Grass-roots public health groups have opened a new front in their five-year battle against California over rules to curb smog caused by the use of fumigants on farmland.

In a lawsuit filed last week in Sacramento County Superior Court, groups from the Ventura and San Joaquin Air Basins charged that in adopting new regulations last month, the state failed to analyze reasonable alternatives or to minimize the impact of volatile organic compounds (VOCs) from treating strawberries and other crops.

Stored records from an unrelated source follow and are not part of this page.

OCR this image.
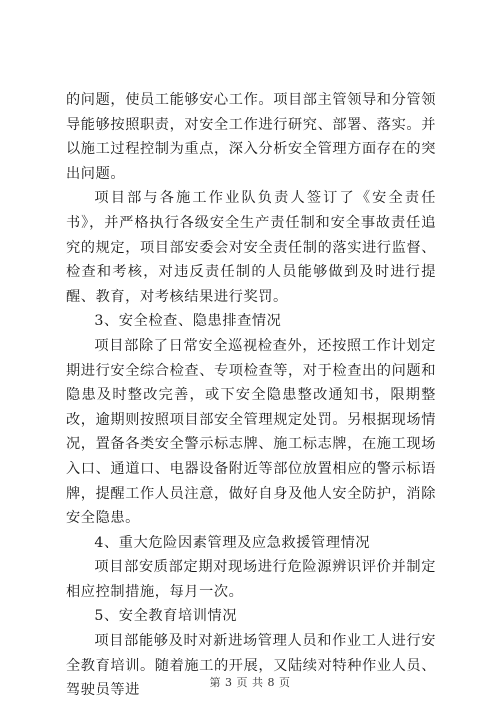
的问题，使员工能够安心工作。项目部主管领导和分管领导能够按照职责，对安全工作进行研究、部署、落实。并以施工过程控制为重点，深入分析安全管理方面存在的突出问题。

项目部与各施工作业队负责人签订了《安全责任书》，并严格执行各级安全生产责任制和安全事故责任追究的规定，项目部安委会对安全责任制的落实进行监督、检查和考核，对违反责任制的人员能够做到及时进行提醒、教育，对考核结果进行奖罚。

3、安全检查、隐患排查情况

项目部除了日常安全巡视检查外，还按照工作计划定期进行安全综合检查、专项检查等，对于检查出的问题和隐患及时整改完善，或下安全隐患整改通知书，限期整改，逾期则按照项目部安全管理规定处罚。另根据现场情况，置备各类安全警示标志牌、施工标志牌，在施工现场入口、通道口、电器设备附近等部位放置相应的警示标语牌，提醒工作人员注意，做好自身及他人安全防护，消除安全隐患。

4、重大危险因素管理及应急救援管理情况

项目部安质部定期对现场进行危险源辨识评价并制定相应控制措施，每月一次。

5、安全教育培训情况

项目部能够及时对新进场管理人员和作业工人进行安全教育培训。随着施工的开展，又陆续对特种作业人员、驾驶员等进	第 3 页 共 8 页
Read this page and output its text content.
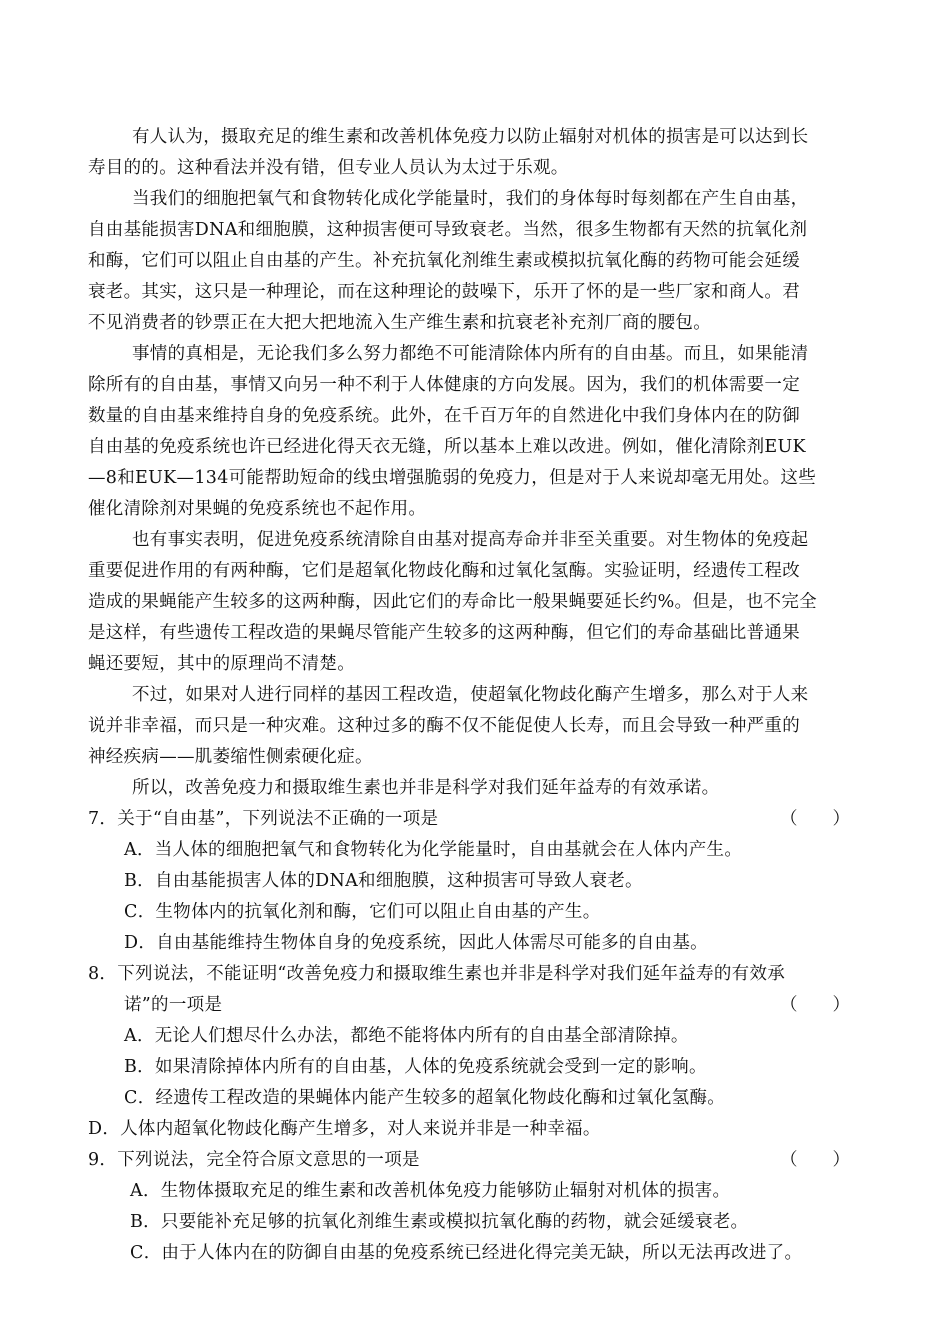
有人认为，摄取充足的维生素和改善机体免疫力以防止辐射对机体的损害是可以达到长
寿目的的。这种看法并没有错，但专业人员认为太过于乐观。
当我们的细胞把氧气和食物转化成化学能量时，我们的身体每时每刻都在产生自由基，
自由基能损害DNA和细胞膜，这种损害便可导致衰老。当然，很多生物都有天然的抗氧化剂
和酶，它们可以阻止自由基的产生。补充抗氧化剂维生素或模拟抗氧化酶的药物可能会延缓
衰老。其实，这只是一种理论，而在这种理论的鼓噪下，乐开了怀的是一些厂家和商人。君
不见消费者的钞票正在大把大把地流入生产维生素和抗衰老补充剂厂商的腰包。
事情的真相是，无论我们多么努力都绝不可能清除体内所有的自由基。而且，如果能清
除所有的自由基，事情又向另一种不利于人体健康的方向发展。因为，我们的机体需要一定
数量的自由基来维持自身的免疫系统。此外，在千百万年的自然进化中我们身体内在的防御
自由基的免疫系统也许已经进化得天衣无缝，所以基本上难以改进。例如，催化清除剂EUK
—8和EUK—134可能帮助短命的线虫增强脆弱的免疫力，但是对于人来说却毫无用处。这些
催化清除剂对果蝇的免疫系统也不起作用。
也有事实表明，促进免疫系统清除自由基对提高寿命并非至关重要。对生物体的免疫起
重要促进作用的有两种酶，它们是超氧化物歧化酶和过氧化氢酶。实验证明，经遗传工程改
造成的果蝇能产生较多的这两种酶，因此它们的寿命比一般果蝇要延长约%。但是，也不完全
是这样，有些遗传工程改造的果蝇尽管能产生较多的这两种酶，但它们的寿命基础比普通果
蝇还要短，其中的原理尚不清楚。
不过，如果对人进行同样的基因工程改造，使超氧化物歧化酶产生增多，那么对于人来
说并非幸福，而只是一种灾难。这种过多的酶不仅不能促使人长寿，而且会导致一种严重的
神经疾病——肌萎缩性侧索硬化症。
所以，改善免疫力和摄取维生素也并非是科学对我们延年益寿的有效承诺。
7．关于“自由基”，下列说法不正确的一项是	（　　）
A．当人体的细胞把氧气和食物转化为化学能量时，自由基就会在人体内产生。
B．自由基能损害人体的DNA和细胞膜，这种损害可导致人衰老。
C．生物体内的抗氧化剂和酶，它们可以阻止自由基的产生。
D．自由基能维持生物体自身的免疫系统，因此人体需尽可能多的自由基。
8．下列说法，不能证明“改善免疫力和摄取维生素也并非是科学对我们延年益寿的有效承
诺”的一项是	（　　）
A．无论人们想尽什么办法，都绝不能将体内所有的自由基全部清除掉。
B．如果清除掉体内所有的自由基，人体的免疫系统就会受到一定的影响。
C．经遗传工程改造的果蝇体内能产生较多的超氧化物歧化酶和过氧化氢酶。
D．人体内超氧化物歧化酶产生增多，对人来说并非是一种幸福。
9．下列说法，完全符合原文意思的一项是	（　　）
A．生物体摄取充足的维生素和改善机体免疫力能够防止辐射对机体的损害。
B．只要能补充足够的抗氧化剂维生素或模拟抗氧化酶的药物，就会延缓衰老。
C．由于人体内在的防御自由基的免疫系统已经进化得完美无缺，所以无法再改进了。
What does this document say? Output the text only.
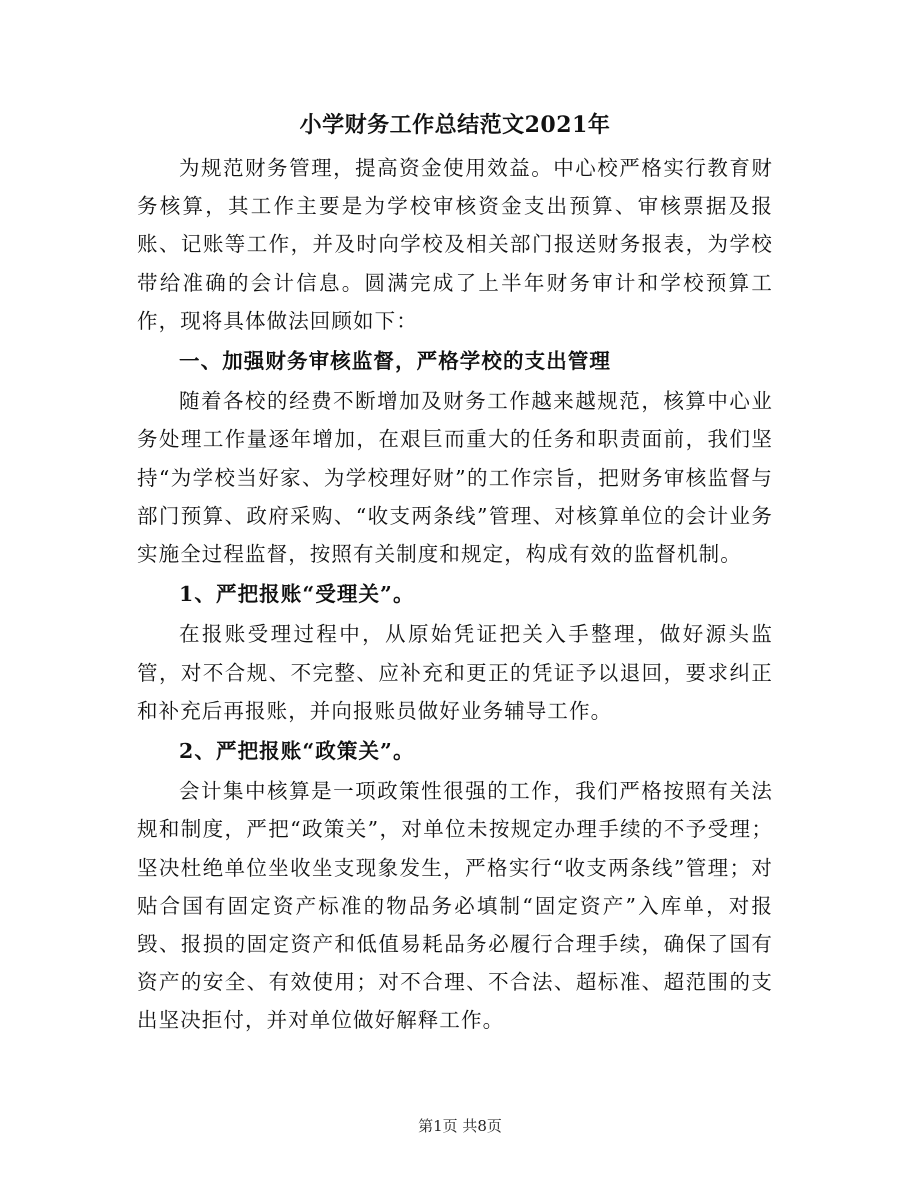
小学财务工作总结范文2021年

为规范财务管理，提高资金使用效益。中心校严格实行教育财务核算，其工作主要是为学校审核资金支出预算、审核票据及报账、记账等工作，并及时向学校及相关部门报送财务报表，为学校带给准确的会计信息。圆满完成了上半年财务审计和学校预算工作，现将具体做法回顾如下：

一、加强财务审核监督，严格学校的支出管理

随着各校的经费不断增加及财务工作越来越规范，核算中心业务处理工作量逐年增加，在艰巨而重大的任务和职责面前，我们坚持“为学校当好家、为学校理好财”的工作宗旨，把财务审核监督与部门预算、政府采购、“收支两条线”管理、对核算单位的会计业务实施全过程监督，按照有关制度和规定，构成有效的监督机制。

1、严把报账“受理关”。

在报账受理过程中，从原始凭证把关入手整理，做好源头监管，对不合规、不完整、应补充和更正的凭证予以退回，要求纠正和补充后再报账，并向报账员做好业务辅导工作。

2、严把报账“政策关”。

会计集中核算是一项政策性很强的工作，我们严格按照有关法规和制度，严把“政策关”，对单位未按规定办理手续的不予受理；坚决杜绝单位坐收坐支现象发生，严格实行“收支两条线”管理；对贴合国有固定资产标准的物品务必填制“固定资产”入库单，对报毁、报损的固定资产和低值易耗品务必履行合理手续，确保了国有资产的安全、有效使用；对不合理、不合法、超标准、超范围的支出坚决拒付，并对单位做好解释工作。

第1页 共8页
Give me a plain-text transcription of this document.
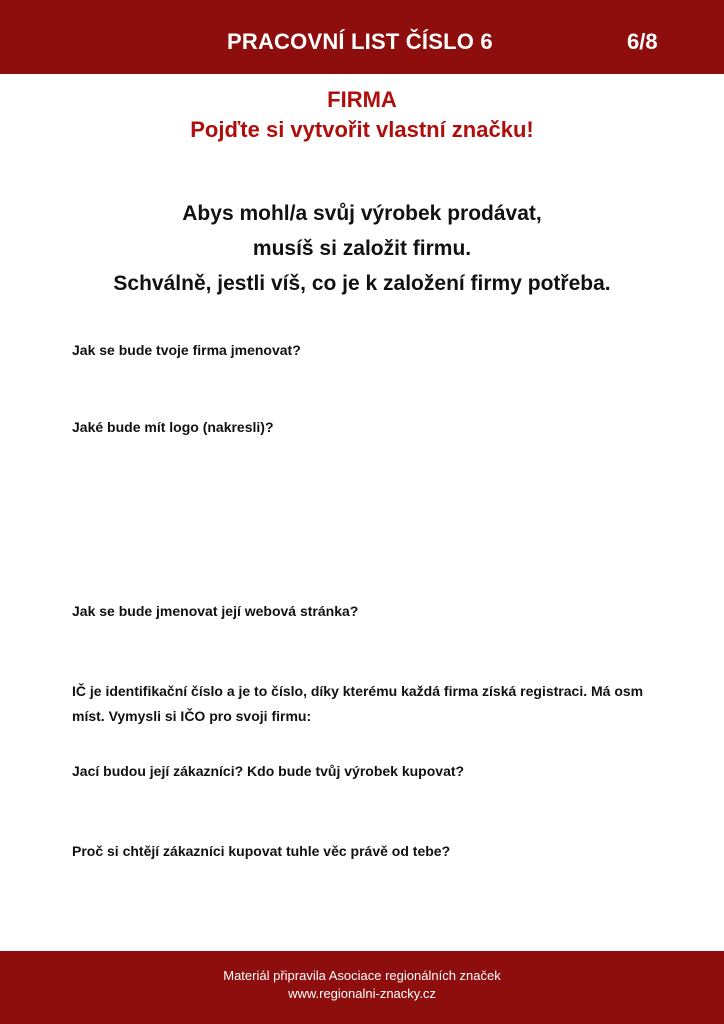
PRACOVNÍ LIST ČÍSLO 6	6/8
FIRMA
Pojďte si vytvořit vlastní značku!
Abys mohl/a svůj výrobek prodávat,
musíš si založit firmu.
Schválně, jestli víš, co je k založení firmy potřeba.
Jak se bude tvoje firma jmenovat?
Jaké bude mít logo (nakresli)?
Jak se bude jmenovat její webová stránka?
IČ je identifikační číslo a je to číslo, díky kterému každá firma získá registraci. Má osm míst. Vymysli si IČO pro svoji firmu:
Jací budou její zákazníci? Kdo bude tvůj výrobek kupovat?
Proč si chtějí zákazníci kupovat tuhle věc právě od tebe?
Materiál připravila Asociace regionálních značek
www.regionalni-znacky.cz
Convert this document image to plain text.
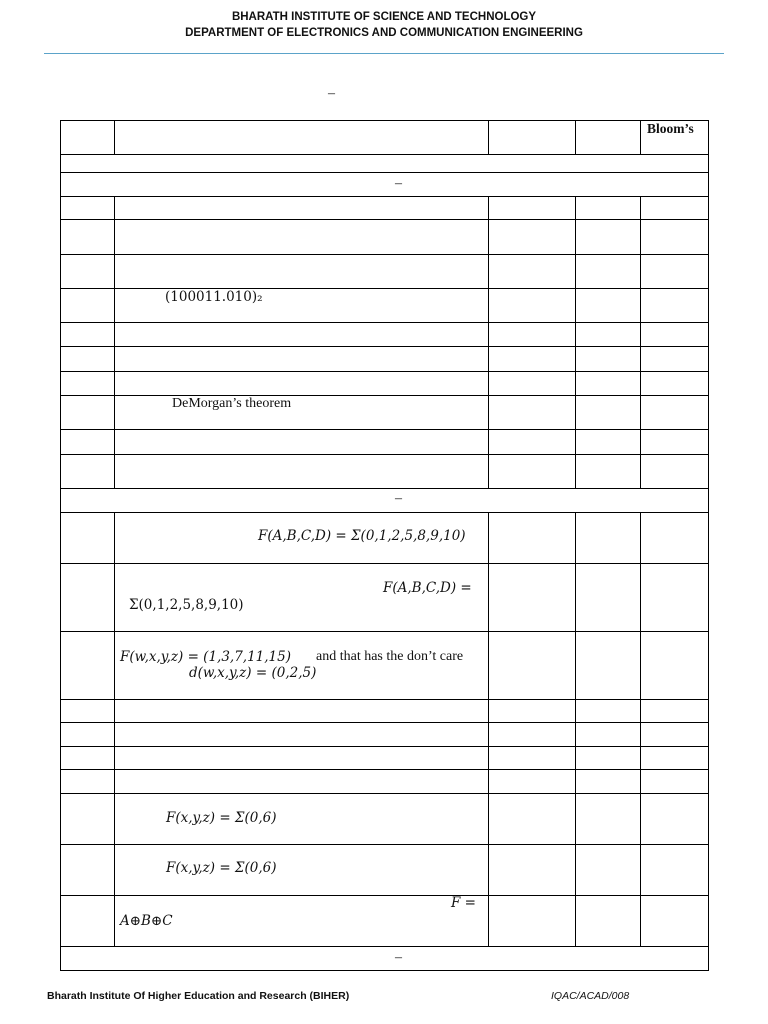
BHARATH INSTITUTE OF SCIENCE AND TECHNOLOGY
DEPARTMENT OF ELECTRONICS AND COMMUNICATION ENGINEERING
–
Bloom’s
–
(100011.010)₂
DeMorgan’s theorem
–
F(A,B,C,D) = Σ(0,1,2,5,8,9,10)
F(A,B,C,D) =
Σ(0,1,2,5,8,9,10)
F(w,x,y,z) = (1,3,7,11,15) and that has the don’t care
d(w,x,y,z) = (0,2,5)
F(x,y,z) = Σ(0,6)
F(x,y,z) = Σ(0,6)
F =
A⊕B⊕C
–
Bharath Institute Of Higher Education and Research (BIHER)	IQAC/ACAD/008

“Pesticides rank among the largest contributors to California’s notoriously smoggy air,” said Brent Newell, legal director of the San Francisco-based Center on Race, Poverty and the Environment. The center, which is funded by the American Bar Assn., the California Endowment and various foundations, brought the suit on behalf of the Ventura-based Community and Children’s Advocates Against Pesticide Use and three Central Valley groups, El Comite Para el Bienestar de Earlimart, Committee for a Better Arvin and the Assn. of Irritated Residents.

The state Department of Pesticide Regulation’s new rules “will reduce smog-causing VOC emissions from pesticides by only 12% from 1990 levels in the San Joaquin Valley, instead of the 20% regulators promised in a June 13, 1996, commitment” approved by the U.S. Environmental Protection Agency, the center charged.